Imagine living for a week without tap water for drinking, cooking, bathing, even washing clothes. Imagine restaurants having to close, hotels putting sinks and showers off-limits, nursing homes trying to care for patients with only bottled water.
President Barack Obama promptly issued an emergency declaration in the hours after the spill and the Federal Emergency Management Agency dispatched tanker trucks full of clean water. But the Charleston mishap raises fundamental questions about the coal and chemical industries and the safety of our drinking water -- and on this larger subject, from the president and the leadership in Congress, we've heard not a peep.
I should disclose that for me, this is personal: My son, daughter-in-law and 14-month-old granddaughter live in Charleston.
This is what happened: An aging storage tank at a company called Freedom Industries leaked at least 7,500 gallons of MCHM, a "frothing agent" used in processing coal, into the Elk River. A little more than a mile downstream, in the middle of Charleston, there is an intake facility for West Virginia American Water, which provides water for much of the state.
Coal and chemicals are two of West Virginia's biggest and most powerful industries, together employing about 90,000 residents. Officials there have powerful economic incentives to see this spill as an aberration. But there is every reason to believe similar episodes can and will happen again.
Excellent journalism about the spill, much of it appearing in the Charleston Gazette, has established that this emergency should not have been a surprise.
Officials knew that the coal industry uses dozens of chemicals that have never been thoroughly tested for their effects on human health. Officials also knew this was true of the segment of the industry that Obama and others call "clean coal," which, I have argued, should be considered an oxymoron.

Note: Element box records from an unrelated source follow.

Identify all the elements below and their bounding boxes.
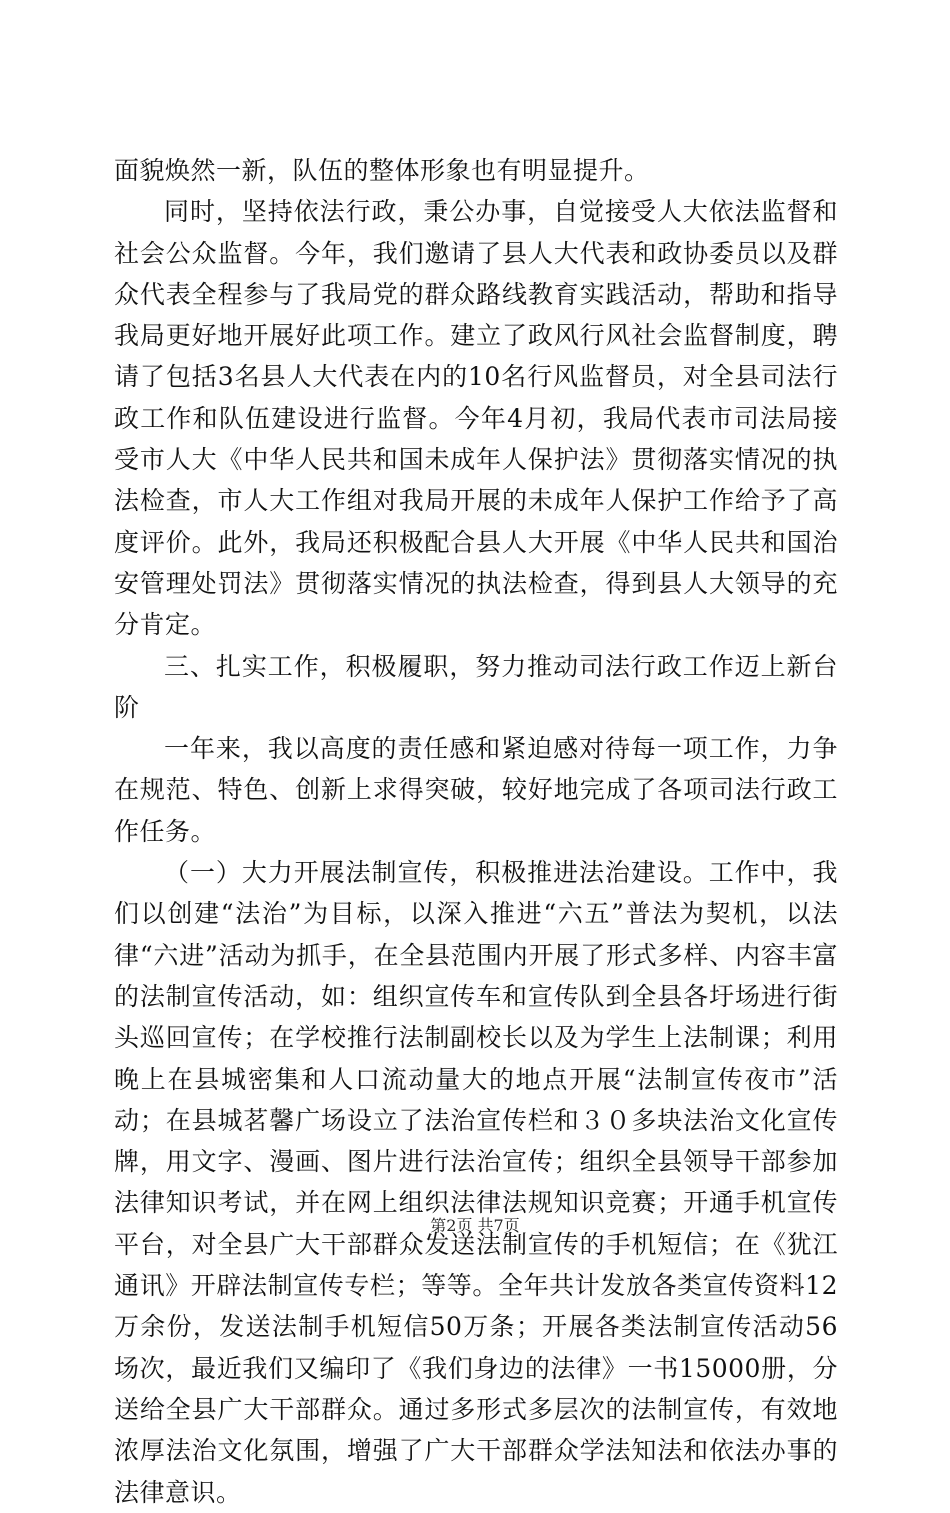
page-footer: 第2页 共7页 (430, 1216, 520, 1235)
section-heading-three: 三、扎实工作，积极履职，努力推动司法行政工作迈上新台阶 (114, 651, 838, 722)
paragraph-year-summary: 一年来，我以高度的责任感和紧迫感对待每一项工作，力争在规范、特色、创新上求得突破，较好地完成了各项司法行政工作任务。 (114, 734, 838, 846)
paragraph-supervision: 同时，坚持依法行政，秉公办事，自觉接受人大依法监督和社会公众监督。今年，我们邀请了县人大代表和政协委员以及群众代表全程参与了我局党的群众路线教育实践活动，帮助和指导我局更好地开展好此项工作。建立了政风行风社会监督制度，聘请了包括3名县人大代表在内的10名行风监督员，对全县司法行政工作和队伍建设进行监督。今年4月初，我局代表市司法局接受市人大《中华人民共和国未成年人保护法》贯彻落实情况的执法检查，市人大工作组对我局开展的未成年人保护工作给予了高度评价。此外，我局还积极配合县人大开展《中华人民共和国治安管理处罚法》贯彻落实情况的执法检查，得到县人大领导的充分肯定。 (114, 197, 838, 640)
document-body (114, 150, 838, 1513)
paragraph-legal-publicity: （一）大力开展法制宣传，积极推进法治建设。工作中，我们以创建“法治”为目标，以深入推进“六五”普法为契机，以法律“六进”活动为抓手，在全县范围内开展了形式多样、内容丰富的法制宣传活动，如：组织宣传车和宣传队到全县各圩场进行街头巡回宣传；在学校推行法制副校长以及为学生上法制课；利用晚上在县城密集和人口流动量大的地点开展“法制宣传夜市”活动；在县城茗馨广场设立了法治宣传栏和３０多块法治文化宣传牌，用文字、漫画、图片进行法治宣传；组织全县领导干部参加法律知识考试，并在网上组织法律法规知识竞赛；开通手机宣传平台，对全县广大干部群众发送法制宣传的手机短信；在《犹江通讯》开辟法制宣传专栏；等等。全年共计发放各类宣传资料12万余份，发送法制手机短信50万条；开展各类法制宣传活动56场次，最近我们又编印了《我们身边的法律》一书15000册，分送给全县广大干部群众。通过多形式多层次的法制宣传，有效地浓厚法治文化氛围，增强了广大干部群众学法知法和依法办事的法律意识。 (114, 858, 838, 1507)
paragraph-continuation: 面貌焕然一新，队伍的整体形象也有明显提升。 (114, 156, 650, 185)
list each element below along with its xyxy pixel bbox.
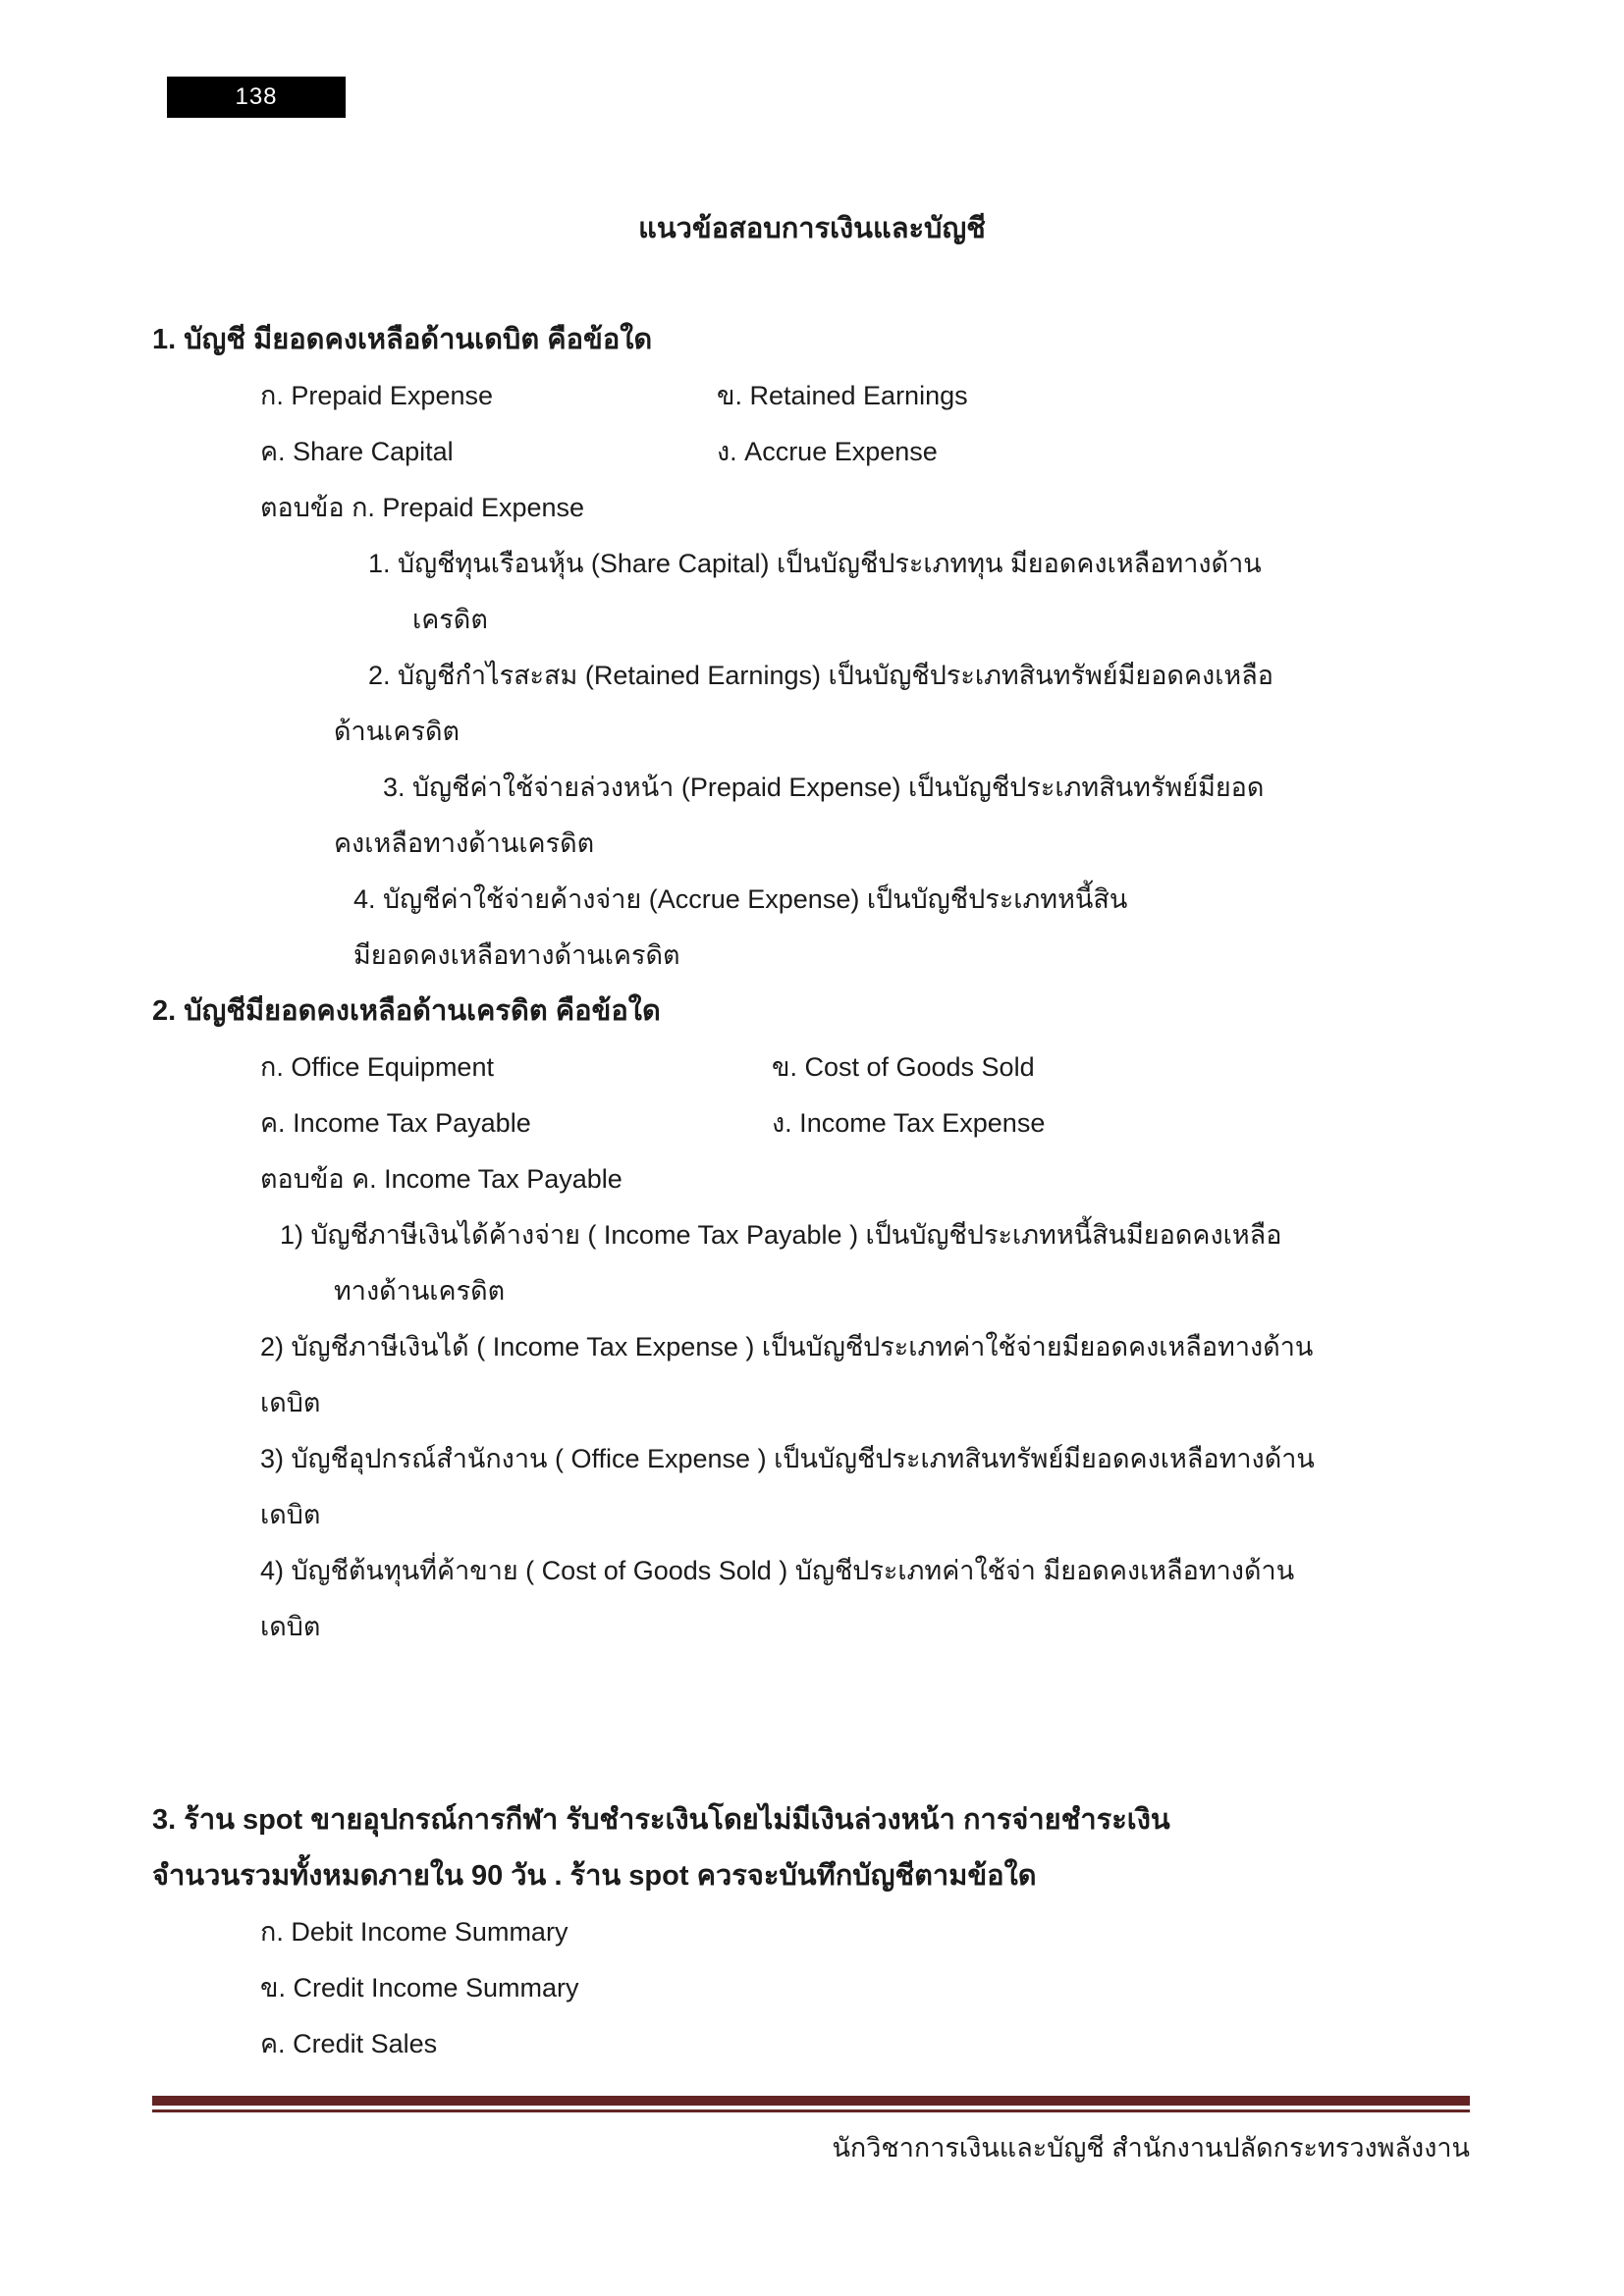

Officials knew that the tanks at Freedom Industries -- which has already declared bankruptcy, in anticipation of lawsuits -- were old and needed refurbishment. Officials also knew that having a chemical plant just upstream from an intake for the water system was a potential hazard. And while they still do not know what the long-term hazards might be from exposure to MCHM, they do know that symptoms of acute exposure include eye and throat irritation, vomiting, respiratory distress and skin rashes.
More than 400 people have gone to West Virginia hospitals complaining of these symptoms. Only a handful have been admitted, however, and most of these people may actually be suffering from anxiety. Unless more testing is done, we may never know.
The bipartisan consensus in the state seems to be: Move along folks, nothing to see here. Sen. Joe Manchin, a Democrat, told CNN that he is "not going to cast guilt on anybody" and defended the coal industry. Rep. Shelly Moore Capito, a Republican, told the Gazette she still believes the Environmental Protection Agency is guilty of "overreaching."
How do the EPA and the White House respond? Please speak up. We can't hear you.
Eugene Robinson is a syndicated columnist.